Sunday 23 February 2014

SHEPHERD'S PIE

Ingredients:
(Recipe adapted from here)

6 big potatoes, cubed
1/2 big white onions, chopped
1 tbsp chopped garlic
300g minced chicken or beef
1 small can of button mushroom
1 cup of mixed vegetable
1 can of cream of mushroom soup
Some milk
Salt and pepper
1 cup shredded cheddar cheese
1 tbsp of plain flour mixed with 3 tbsp of water

Methods:
1. Sautee onion and garlic until onion is soft. Add in minced beef/chicken and button mushroom and fry until it is cooked. Add in whole can of cream of mushroom soup and using the can measure one can of water to add in and mix well. Add in mixed vegetable. Add salt and pepper to taste. Add the prepared flour mixture to thicken the fillings.

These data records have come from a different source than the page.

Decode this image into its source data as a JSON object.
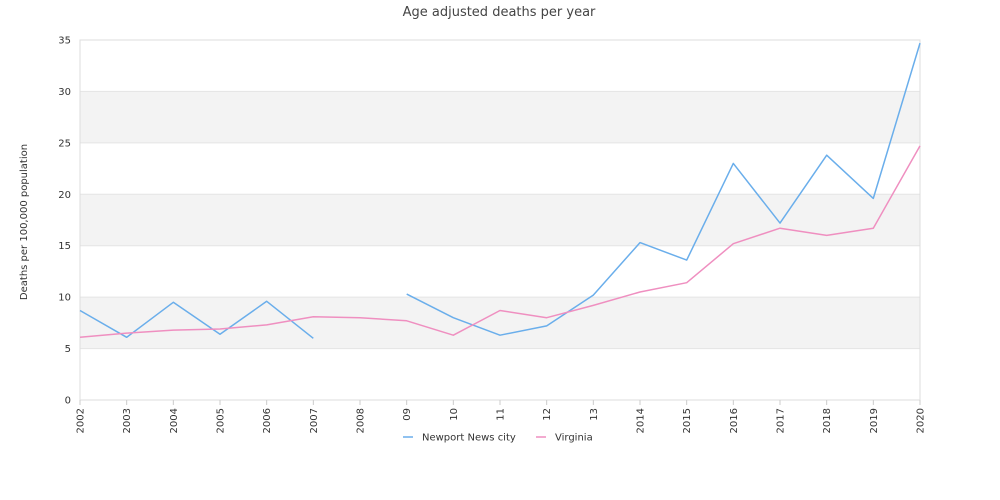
{
  "chart_data": {
    "type": "line",
    "title": "Age adjusted deaths per year",
    "ylabel": "Deaths per 100,000 population",
    "xlabel": "",
    "categories": [
      "2002",
      "2003",
      "2004",
      "2005",
      "2006",
      "2007",
      "2008",
      "09",
      "10",
      "11",
      "12",
      "13",
      "2014",
      "2015",
      "2016",
      "2017",
      "2018",
      "2019",
      "2020"
    ],
    "ylim": [
      0,
      35
    ],
    "yticks": [
      0,
      5,
      10,
      15,
      20,
      25,
      30,
      35
    ],
    "grid": "alternating horizontal bands",
    "legend_position": "bottom-center",
    "series": [
      {
        "name": "Newport News city",
        "color": "#6aaeeb",
        "values": [
          8.7,
          6.1,
          9.5,
          6.4,
          9.6,
          6.0,
          null,
          10.3,
          8.0,
          6.3,
          7.2,
          10.2,
          15.3,
          13.6,
          23.0,
          17.2,
          23.8,
          19.6,
          34.7
        ]
      },
      {
        "name": "Virginia",
        "color": "#ef8fc0",
        "values": [
          6.1,
          6.5,
          6.8,
          6.9,
          7.3,
          8.1,
          8.0,
          7.7,
          6.3,
          8.7,
          8.0,
          9.2,
          10.5,
          11.4,
          15.2,
          16.7,
          16.0,
          16.7,
          24.7
        ]
      }
    ]
  }
}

Add the flour mixture a little at a time to the right texture you like. Discard the unused flour mixture. Leave the fillings aside for later use.

2. Bring a pot of water to boil. Add in all the cubed potatoes and boil until it is soft. Test by using a skewer or fork and when it can be poked easily, it is ok. Drain the water and pour soft potatoes into a big mixing bowl. Mashed potatoes quickly while it is hot. After mashing, add in the whole cup of cheddar cheese and mix well. The heat of the potatoes will melt the cheese. Add in some salt and pepper to taste. Add in some milk to the mashed potatoes but do not add too much. During baking, the mashed potatoes will turn slightly wet and soft.

3. Pour the fillings into a glass baking tray or metal baking tray, it doesn't matter. Level the fillings and top it off with the mashed potatoes. Spread evenly. Sprinkle more shredded chedder cheese on top of the mashed potates and baked it in a preheated oven at 200C until the top is brown and crispy.

Note: You can add some mixed herbs or dried oregano, parsley, etc into the filling.